CM: It’s much easier to get out of the station today than it used to be. Men are much more afraid of grabbing you and feeling you up which is what they used to do. You’re on your way home from work (she starts pawing herself). ‘Hey! I’d like to work closer with you.’ Women today don’t realize that’s what jobs were about. My mother used to say the holiday party was for the bosses to get rooms for the secretaries. My aunt told me ‘Do you know how many jobs I had to change because some guy was putting his hands on me?’ Yeah! The bad thing about that show, it’s just encouraged everybody to look at that wistfully. ‘Oh, I wish I could do that. That was a period of freedom.’ We are over-regulated to the point where if somebody says you have a nice dress, that person’s afraid that they’re going to be sued for harassment because somebody will abuse the systems that have been set up.

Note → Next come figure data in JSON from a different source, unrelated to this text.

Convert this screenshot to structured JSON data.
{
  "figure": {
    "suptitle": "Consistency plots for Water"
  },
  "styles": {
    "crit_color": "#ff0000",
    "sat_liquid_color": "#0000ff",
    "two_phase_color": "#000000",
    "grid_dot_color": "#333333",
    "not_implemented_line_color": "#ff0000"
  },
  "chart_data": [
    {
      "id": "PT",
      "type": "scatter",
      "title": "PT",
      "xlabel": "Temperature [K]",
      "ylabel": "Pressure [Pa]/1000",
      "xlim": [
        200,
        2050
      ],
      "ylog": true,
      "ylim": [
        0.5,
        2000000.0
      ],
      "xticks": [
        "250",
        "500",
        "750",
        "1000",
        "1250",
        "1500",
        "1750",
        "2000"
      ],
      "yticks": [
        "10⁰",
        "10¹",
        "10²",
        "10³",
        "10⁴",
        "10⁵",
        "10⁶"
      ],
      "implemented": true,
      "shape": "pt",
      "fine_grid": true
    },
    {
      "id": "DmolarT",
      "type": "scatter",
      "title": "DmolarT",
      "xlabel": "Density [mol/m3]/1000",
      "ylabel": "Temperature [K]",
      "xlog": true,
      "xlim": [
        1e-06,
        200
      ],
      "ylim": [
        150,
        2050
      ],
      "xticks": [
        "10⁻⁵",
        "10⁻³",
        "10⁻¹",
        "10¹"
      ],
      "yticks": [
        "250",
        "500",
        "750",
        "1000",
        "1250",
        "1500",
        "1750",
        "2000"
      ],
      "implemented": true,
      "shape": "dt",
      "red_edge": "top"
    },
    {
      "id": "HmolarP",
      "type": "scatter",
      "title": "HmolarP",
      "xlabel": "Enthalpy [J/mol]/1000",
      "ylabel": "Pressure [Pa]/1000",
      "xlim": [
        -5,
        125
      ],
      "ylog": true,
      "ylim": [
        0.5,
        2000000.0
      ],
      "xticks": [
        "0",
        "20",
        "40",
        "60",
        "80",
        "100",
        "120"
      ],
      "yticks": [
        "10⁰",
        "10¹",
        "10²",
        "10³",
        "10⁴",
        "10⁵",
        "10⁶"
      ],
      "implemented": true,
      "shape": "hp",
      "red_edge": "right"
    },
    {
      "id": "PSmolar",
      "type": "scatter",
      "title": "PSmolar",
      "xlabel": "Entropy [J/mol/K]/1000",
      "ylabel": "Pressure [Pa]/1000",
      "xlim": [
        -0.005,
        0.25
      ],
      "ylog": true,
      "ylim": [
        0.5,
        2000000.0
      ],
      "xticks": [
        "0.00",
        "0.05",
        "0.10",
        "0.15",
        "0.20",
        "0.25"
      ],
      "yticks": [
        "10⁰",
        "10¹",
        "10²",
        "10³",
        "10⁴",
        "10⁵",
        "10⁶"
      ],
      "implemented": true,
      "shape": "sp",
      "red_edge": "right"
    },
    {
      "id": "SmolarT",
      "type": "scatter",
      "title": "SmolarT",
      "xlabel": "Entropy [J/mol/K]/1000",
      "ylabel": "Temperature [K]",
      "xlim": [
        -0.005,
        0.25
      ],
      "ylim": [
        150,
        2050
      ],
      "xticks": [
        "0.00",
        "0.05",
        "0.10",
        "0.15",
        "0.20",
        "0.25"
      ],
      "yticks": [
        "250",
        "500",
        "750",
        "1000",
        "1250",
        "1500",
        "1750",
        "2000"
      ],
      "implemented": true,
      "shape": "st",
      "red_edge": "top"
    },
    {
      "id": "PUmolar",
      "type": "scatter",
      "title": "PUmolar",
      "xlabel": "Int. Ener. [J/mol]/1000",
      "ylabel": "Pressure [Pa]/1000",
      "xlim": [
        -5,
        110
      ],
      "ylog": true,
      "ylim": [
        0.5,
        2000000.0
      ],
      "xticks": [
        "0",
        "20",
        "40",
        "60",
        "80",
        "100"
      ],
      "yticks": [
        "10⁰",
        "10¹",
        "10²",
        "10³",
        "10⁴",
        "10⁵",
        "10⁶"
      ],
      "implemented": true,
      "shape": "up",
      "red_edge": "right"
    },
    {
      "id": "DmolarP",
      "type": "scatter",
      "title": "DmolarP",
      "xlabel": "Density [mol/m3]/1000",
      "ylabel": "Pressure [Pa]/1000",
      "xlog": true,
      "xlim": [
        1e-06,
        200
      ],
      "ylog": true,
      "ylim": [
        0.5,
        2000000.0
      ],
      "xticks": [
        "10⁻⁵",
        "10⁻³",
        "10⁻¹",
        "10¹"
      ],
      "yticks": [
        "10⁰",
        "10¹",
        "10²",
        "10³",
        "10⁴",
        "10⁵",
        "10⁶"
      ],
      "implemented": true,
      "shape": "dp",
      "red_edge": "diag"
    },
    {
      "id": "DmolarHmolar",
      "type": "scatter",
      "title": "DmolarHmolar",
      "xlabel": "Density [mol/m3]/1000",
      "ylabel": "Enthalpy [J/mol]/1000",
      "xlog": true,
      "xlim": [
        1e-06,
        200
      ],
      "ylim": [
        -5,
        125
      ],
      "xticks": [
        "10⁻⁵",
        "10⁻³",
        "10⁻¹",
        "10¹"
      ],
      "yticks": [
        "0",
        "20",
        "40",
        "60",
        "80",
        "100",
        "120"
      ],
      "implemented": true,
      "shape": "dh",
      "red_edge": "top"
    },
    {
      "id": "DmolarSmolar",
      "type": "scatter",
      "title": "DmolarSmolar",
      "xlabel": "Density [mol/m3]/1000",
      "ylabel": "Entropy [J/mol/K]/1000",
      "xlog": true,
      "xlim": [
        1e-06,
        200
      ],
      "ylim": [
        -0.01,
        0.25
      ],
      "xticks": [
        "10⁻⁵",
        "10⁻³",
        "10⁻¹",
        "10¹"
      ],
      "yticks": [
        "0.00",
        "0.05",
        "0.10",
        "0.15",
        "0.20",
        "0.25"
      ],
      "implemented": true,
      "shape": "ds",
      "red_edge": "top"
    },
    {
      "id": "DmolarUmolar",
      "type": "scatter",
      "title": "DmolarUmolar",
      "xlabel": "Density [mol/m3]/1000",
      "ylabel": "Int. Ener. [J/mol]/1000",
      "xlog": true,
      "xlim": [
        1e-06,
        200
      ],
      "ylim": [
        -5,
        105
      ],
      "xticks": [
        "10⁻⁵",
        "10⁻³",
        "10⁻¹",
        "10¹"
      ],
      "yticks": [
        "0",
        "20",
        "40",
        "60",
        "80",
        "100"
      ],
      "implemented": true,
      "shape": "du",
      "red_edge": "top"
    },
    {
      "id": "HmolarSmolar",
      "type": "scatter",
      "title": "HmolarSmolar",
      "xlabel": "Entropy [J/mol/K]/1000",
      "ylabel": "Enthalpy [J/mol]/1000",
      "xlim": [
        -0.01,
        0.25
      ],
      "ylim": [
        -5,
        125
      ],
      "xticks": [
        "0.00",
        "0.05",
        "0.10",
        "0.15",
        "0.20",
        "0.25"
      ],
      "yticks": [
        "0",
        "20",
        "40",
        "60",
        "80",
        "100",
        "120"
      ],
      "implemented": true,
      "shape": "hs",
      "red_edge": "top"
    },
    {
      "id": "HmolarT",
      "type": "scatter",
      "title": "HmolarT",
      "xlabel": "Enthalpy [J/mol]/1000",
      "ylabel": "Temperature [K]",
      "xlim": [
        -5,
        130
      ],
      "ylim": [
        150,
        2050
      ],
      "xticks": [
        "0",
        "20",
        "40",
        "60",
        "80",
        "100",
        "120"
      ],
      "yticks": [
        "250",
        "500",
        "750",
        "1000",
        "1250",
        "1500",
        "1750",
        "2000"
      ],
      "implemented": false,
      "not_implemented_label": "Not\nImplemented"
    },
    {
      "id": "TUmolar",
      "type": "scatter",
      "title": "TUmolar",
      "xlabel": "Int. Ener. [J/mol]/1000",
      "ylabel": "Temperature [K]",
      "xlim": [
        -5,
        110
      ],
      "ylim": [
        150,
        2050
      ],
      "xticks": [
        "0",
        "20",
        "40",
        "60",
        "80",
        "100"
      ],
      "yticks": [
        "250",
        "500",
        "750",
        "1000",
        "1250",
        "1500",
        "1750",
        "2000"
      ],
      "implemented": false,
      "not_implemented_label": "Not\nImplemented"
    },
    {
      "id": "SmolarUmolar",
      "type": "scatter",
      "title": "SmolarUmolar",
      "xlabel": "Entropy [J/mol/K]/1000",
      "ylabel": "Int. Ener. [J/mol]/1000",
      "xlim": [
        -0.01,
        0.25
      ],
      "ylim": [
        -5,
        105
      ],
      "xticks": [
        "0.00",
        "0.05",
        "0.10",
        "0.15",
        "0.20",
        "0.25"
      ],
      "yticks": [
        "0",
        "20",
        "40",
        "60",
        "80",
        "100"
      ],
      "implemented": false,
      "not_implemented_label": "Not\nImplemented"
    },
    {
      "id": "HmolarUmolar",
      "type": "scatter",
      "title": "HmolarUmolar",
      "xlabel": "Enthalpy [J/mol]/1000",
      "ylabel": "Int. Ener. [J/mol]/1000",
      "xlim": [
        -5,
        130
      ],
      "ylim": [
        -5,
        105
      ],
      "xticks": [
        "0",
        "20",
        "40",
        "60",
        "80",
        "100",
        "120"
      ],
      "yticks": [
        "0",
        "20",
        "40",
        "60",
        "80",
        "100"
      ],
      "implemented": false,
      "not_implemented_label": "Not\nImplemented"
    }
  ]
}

JM: Can you leave us with one Led Zeppelin story that the general public probably doesn’t know.
CM: Having interviewed especially Robert Plant as much as I have, I’ve never seen anyone change his mind as much in my life. He’s very dependent on other people’s opinions of him and he overreacted, I think, a way long time ago, to harsh press criticism in the 70s. Ever since then he’s tried to apologize for being Mr. Led Zeppelin. Apologize for those dances he did with his shirt open and apologize for the music that was so crass. Now he doesn’t want to sing ‘Stairway to Heaven’ and he’s been doing all this other kind of music. But the Kennedy Center Honors …
JM: He was teary-eyed when they did “Stairway.”
CM: That’s the thing. Everybody’s talking about that. He wanted to be with the snobby people. Put it down and say it’s a piece of trash and I wish I never wrote it, and there’s the President. For all intents and purposes, you’re in the White House, and there’s a choir and Ann Wilson is singing so beautifully and there’s an orchestra. They’re singing your song bud. That’s what I feel like saying. Ya like it now? Is it good enough for you now?
JM: I really wish they’d tour again. I keep hearing he’s the one who keeps holding it up.
CM: Oh, yes! Well, this could be another mind changer for our show. And I did ask him that. I said if you want to play with people who are adventurous and great musicians so you can move on, I said ‘What’s wrong with the three guys you’re sitting next to at the press conference?’ [For Celebration Day, October 9, 2012]. He said ‘That’s what it’s all about.’ I would say they’ll play again. I’m willing to bet at some point they will but why should they tour? They’re not in shape. Look at Mick Jagger. Forget about it. You want to be 70, look at Mick Jagger. But he trains. If you saw the video of the show at the Prudential Center with him and Lady Gaga, she gets winded at the end and he doesn’t. Which is pretty amazing.